Sehari sebelumnya, Jhoni juga menemukan sejumlah meja miliknya berjarak 5 kilometer dari rumahnya.
Sedangkan peralatan elektronik seperti kulkas, TV, mesin cuci, dan lainnya masih belum diketahui keberadaannya.
Puing-puing rumah semi permanen berukuran 8 x 12 meter itu telah hilang tak berbekas, hanyut terbawa air bah yang setinggi lima meter lebih, bersama batang beringin dan sampah.
"Airnya sudah seperti tsunami Aceh saja, sangat tinggi dan menakutkan," ungkap Jhoni.
Beruntung, Jhoni dan keluarganya tidak berada di rumah saat kejadian karena menginap di rumah saudara.

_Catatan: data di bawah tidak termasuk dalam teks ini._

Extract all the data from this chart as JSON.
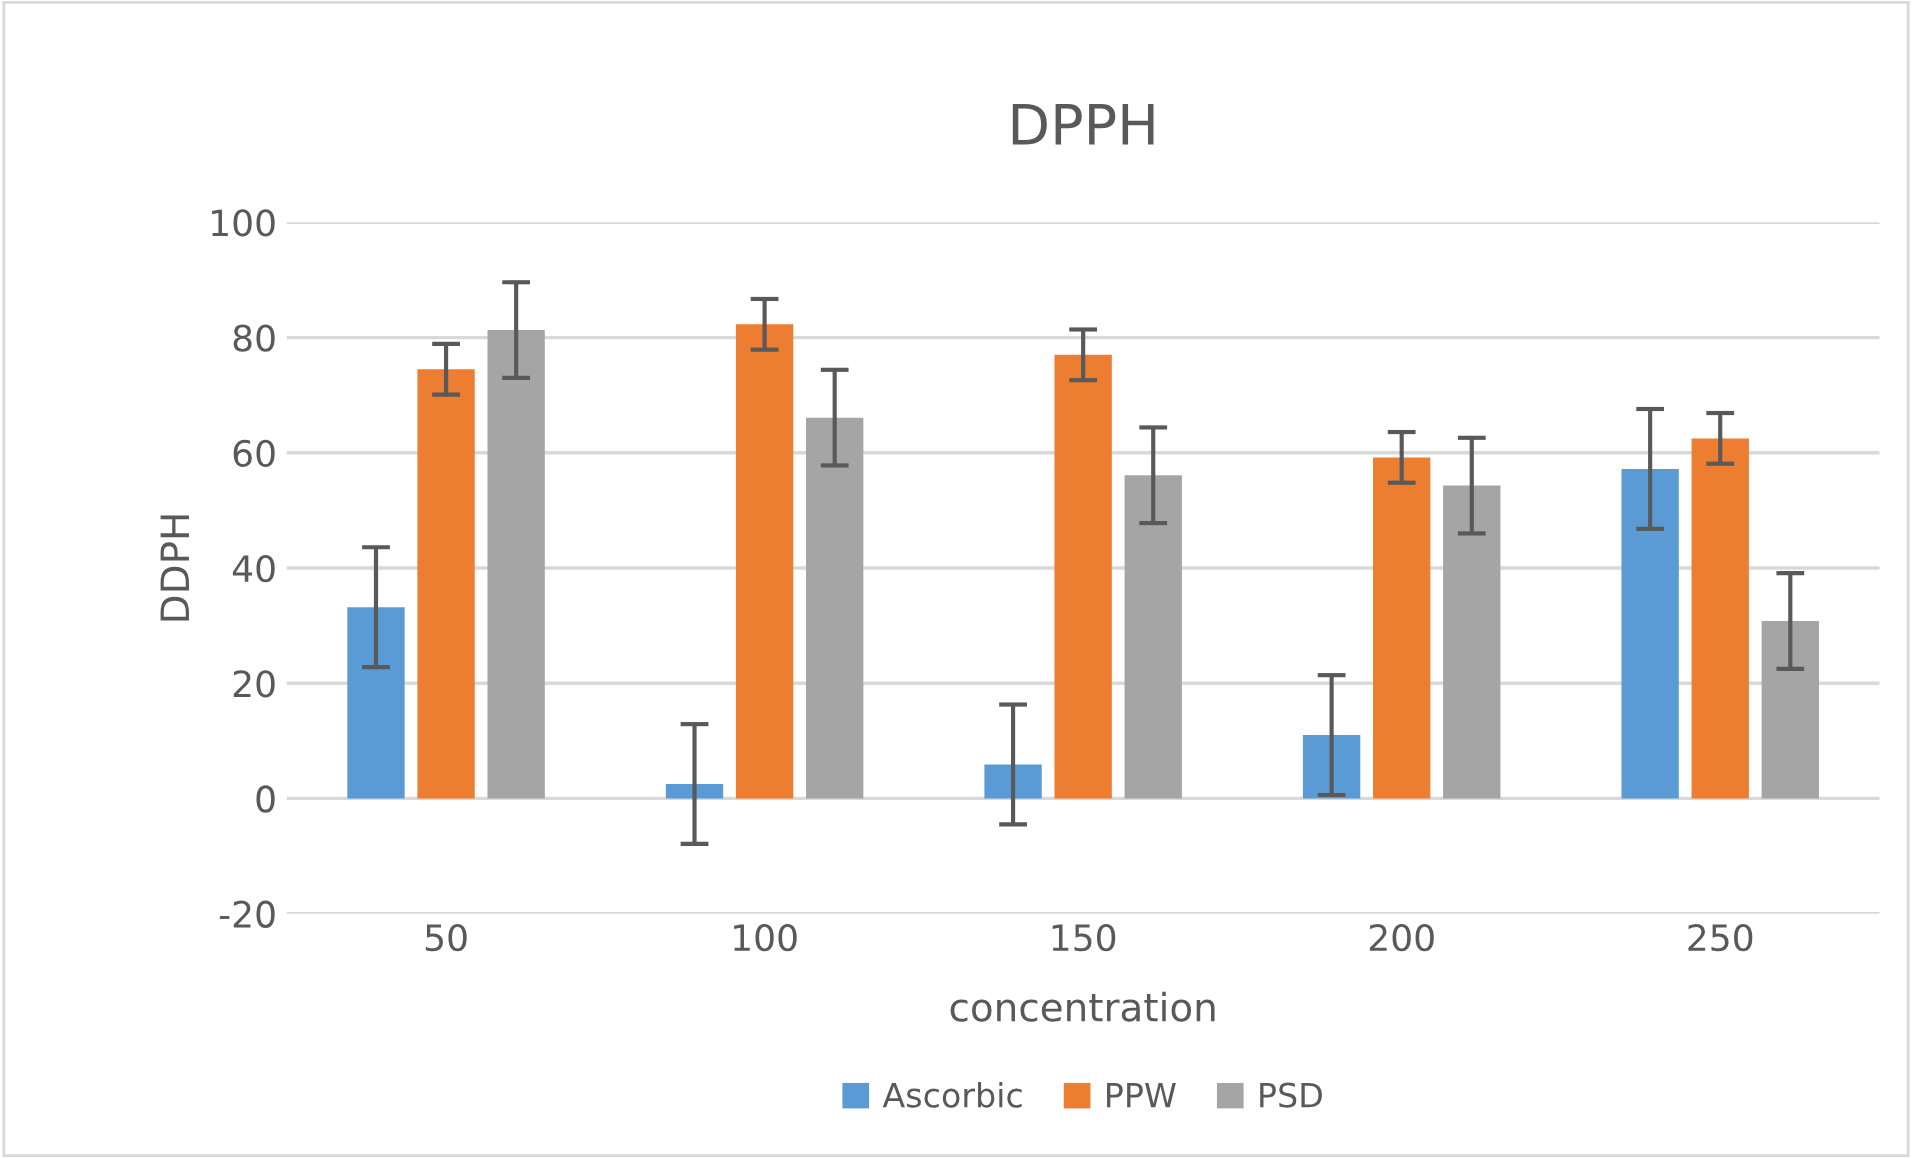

Saat kembali, Jhono mendapati rumahnya hanya tingal fondasi.
"Kerugiannya entah berapa banyaknya, tidak bisa saya perkirakan lagi," ujar Jhoni dengan tatapan nanar.
Baca juga: Segera Kunjungi Lokasi Banjir Sumbar, Menko PMK: Kita Carikan Solusi Permanen Agar Tak Berulang
Jhoni masih belum tahu harus bagaimana dengan situasi ini. Ia hanya bisa tinggal di rumah saudara sementara waktu.

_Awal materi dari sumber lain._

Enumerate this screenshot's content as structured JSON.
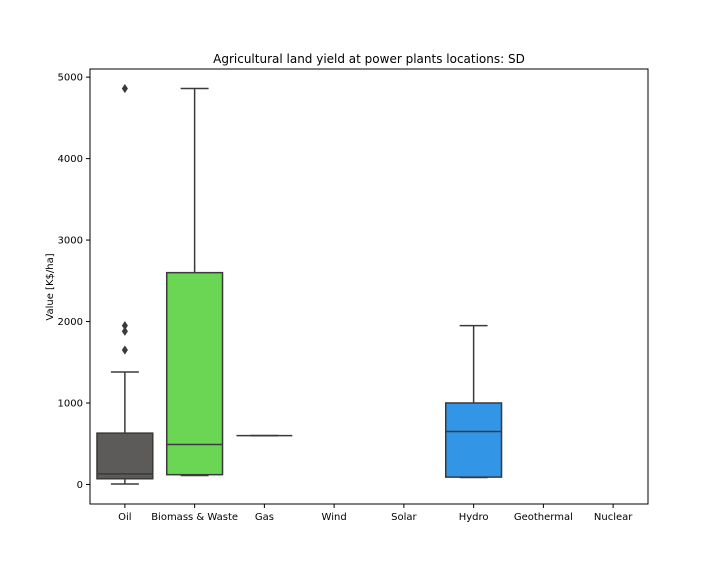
{
  "chart_data": {
    "type": "box",
    "title": "Agricultural land yield at power plants locations: SD",
    "xlabel": "",
    "ylabel": "Value [K$/ha]",
    "ylim": [
      -240,
      5100
    ],
    "yticks": [
      0,
      1000,
      2000,
      3000,
      4000,
      5000
    ],
    "grid": false,
    "categories": [
      "Oil",
      "Biomass & Waste",
      "Gas",
      "Wind",
      "Solar",
      "Hydro",
      "Geothermal",
      "Nuclear"
    ],
    "series": [
      {
        "name": "Oil",
        "color": "#5d5b59",
        "whisker_low": 5,
        "q1": 70,
        "median": 130,
        "q3": 630,
        "whisker_high": 1380,
        "outliers": [
          1650,
          1880,
          1950,
          4860
        ]
      },
      {
        "name": "Biomass & Waste",
        "color": "#6ad654",
        "whisker_low": 110,
        "q1": 120,
        "median": 490,
        "q3": 2600,
        "whisker_high": 4860,
        "outliers": []
      },
      {
        "name": "Gas",
        "color": "#ffa500",
        "whisker_low": 600,
        "q1": 600,
        "median": 600,
        "q3": 600,
        "whisker_high": 600,
        "outliers": []
      },
      {
        "name": "Wind",
        "color": null
      },
      {
        "name": "Solar",
        "color": null
      },
      {
        "name": "Hydro",
        "color": "#3395e5",
        "whisker_low": 85,
        "q1": 90,
        "median": 650,
        "q3": 1000,
        "whisker_high": 1950,
        "outliers": []
      },
      {
        "name": "Geothermal",
        "color": null
      },
      {
        "name": "Nuclear",
        "color": null
      }
    ]
  }
}
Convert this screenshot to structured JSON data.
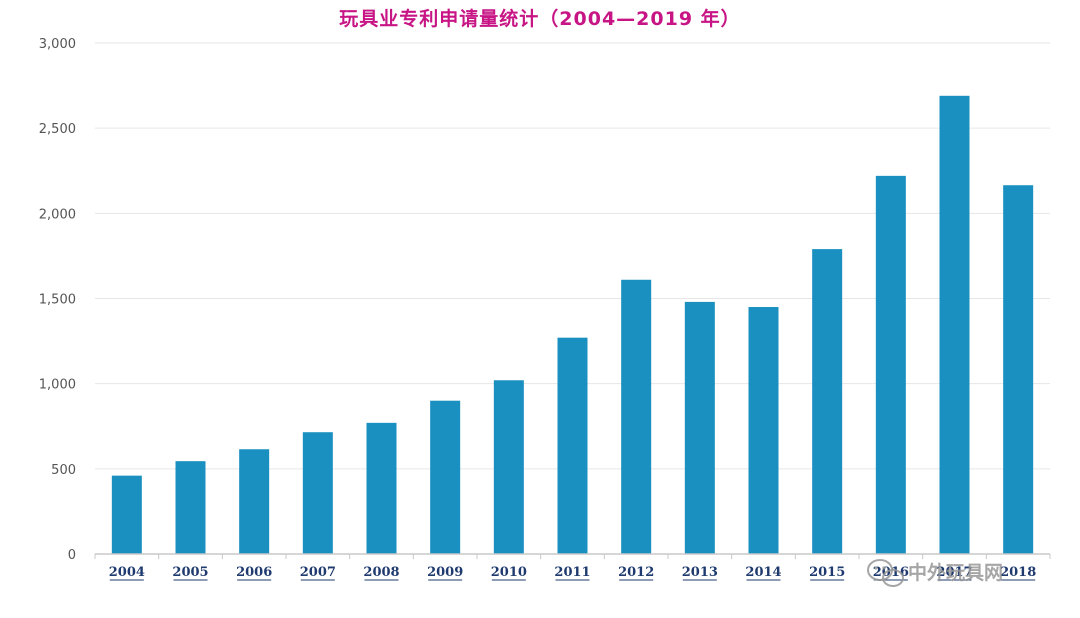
{
  "chart_data": {
    "type": "bar",
    "title": "玩具业专利申请量统计（2004—2019 年）",
    "categories": [
      "2004",
      "2005",
      "2006",
      "2007",
      "2008",
      "2009",
      "2010",
      "2011",
      "2012",
      "2013",
      "2014",
      "2015",
      "2016",
      "2017",
      "2018"
    ],
    "values": [
      460,
      545,
      615,
      715,
      770,
      900,
      1020,
      1270,
      1610,
      1480,
      1450,
      1790,
      2220,
      2690,
      2165
    ],
    "ylim": [
      0,
      3000
    ],
    "yticks": [
      0,
      500,
      1000,
      1500,
      2000,
      2500,
      3000
    ],
    "ytick_labels": [
      "0",
      "500",
      "1,000",
      "1,500",
      "2,000",
      "2,500",
      "3,000"
    ],
    "xlabel": "",
    "ylabel": "",
    "grid": true,
    "bar_color": "#1a90c0",
    "title_color": "#c71585"
  },
  "watermark": {
    "text": "中外玩具网",
    "icon": "wechat-icon"
  }
}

"Pengungsian tidak ada. Warga yang rumahnya habis hanya bisa menyelamatkan diri masing-masing," terangnya.
Setelah berjam-jam memisahkan trali dan jendela, Jhoni kembali ke rumah saudaranya tanpa melihat kembali kondisi rumahnya.

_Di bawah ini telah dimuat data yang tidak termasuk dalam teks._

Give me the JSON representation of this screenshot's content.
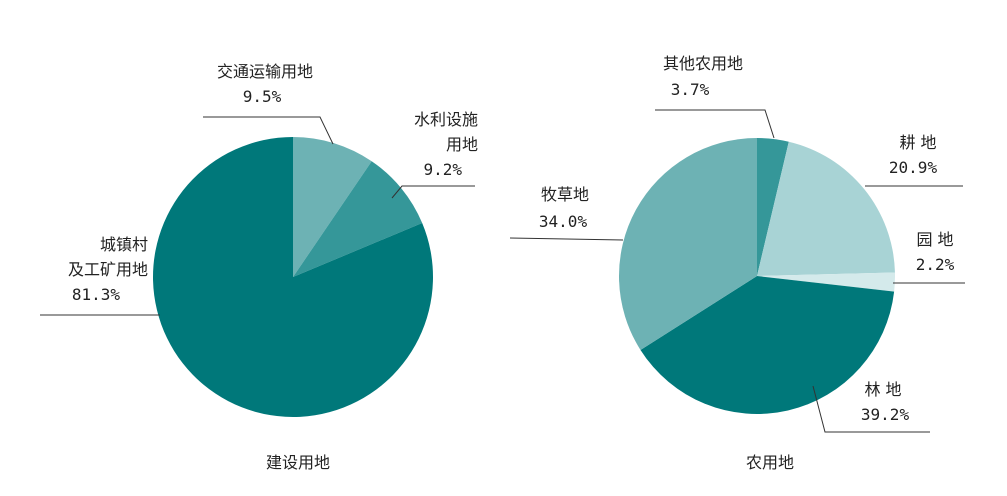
{
  "chart_data": [
    {
      "type": "pie",
      "title": "建设用地",
      "categories": [
        "交通运输用地",
        "水利设施\n用地",
        "城镇村\n及工矿用地"
      ],
      "values": [
        9.5,
        9.2,
        81.3
      ],
      "value_labels": [
        "9.5%",
        "9.2%",
        "81.3%"
      ],
      "colors": [
        "#6db2b4",
        "#359799",
        "#00787a"
      ]
    },
    {
      "type": "pie",
      "title": "农用地",
      "categories": [
        "其他农用地",
        "耕 地",
        "园 地",
        "林 地",
        "牧草地"
      ],
      "values": [
        3.7,
        20.9,
        2.2,
        39.2,
        34.0
      ],
      "value_labels": [
        "3.7%",
        "20.9%",
        "2.2%",
        "39.2%",
        "34.0%"
      ],
      "colors": [
        "#359799",
        "#a8d3d5",
        "#d4eaeb",
        "#00787a",
        "#6db2b4"
      ]
    }
  ]
}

Banjir bandang yang melanda Kapalo Koto, Sungai Puar, Agam Sumatera Barat, menewaskan satu keluarga guru Diniyyah Limo Jurai, Syaukani Sani.
Guru senior itu meninggal tersapu banjir bersama rumahnya.
Tokoh Masyarakat Kapalo Koto, Sastra, menyebut, saat kejadian korban di rumah bersama istri, anak kandung dan anak saudaranya.
"Kalau untuk bagaimana informasi pasti mereka hanyut mungkin tidak ada yang tahu. Tapi setelah banjir terjadi, Syaukani dan keluarganya sudah tidak terlihat lagi," ujarnya.
Ia menyebut malam itu kondisi cuaca hujan dan listrik juga putus.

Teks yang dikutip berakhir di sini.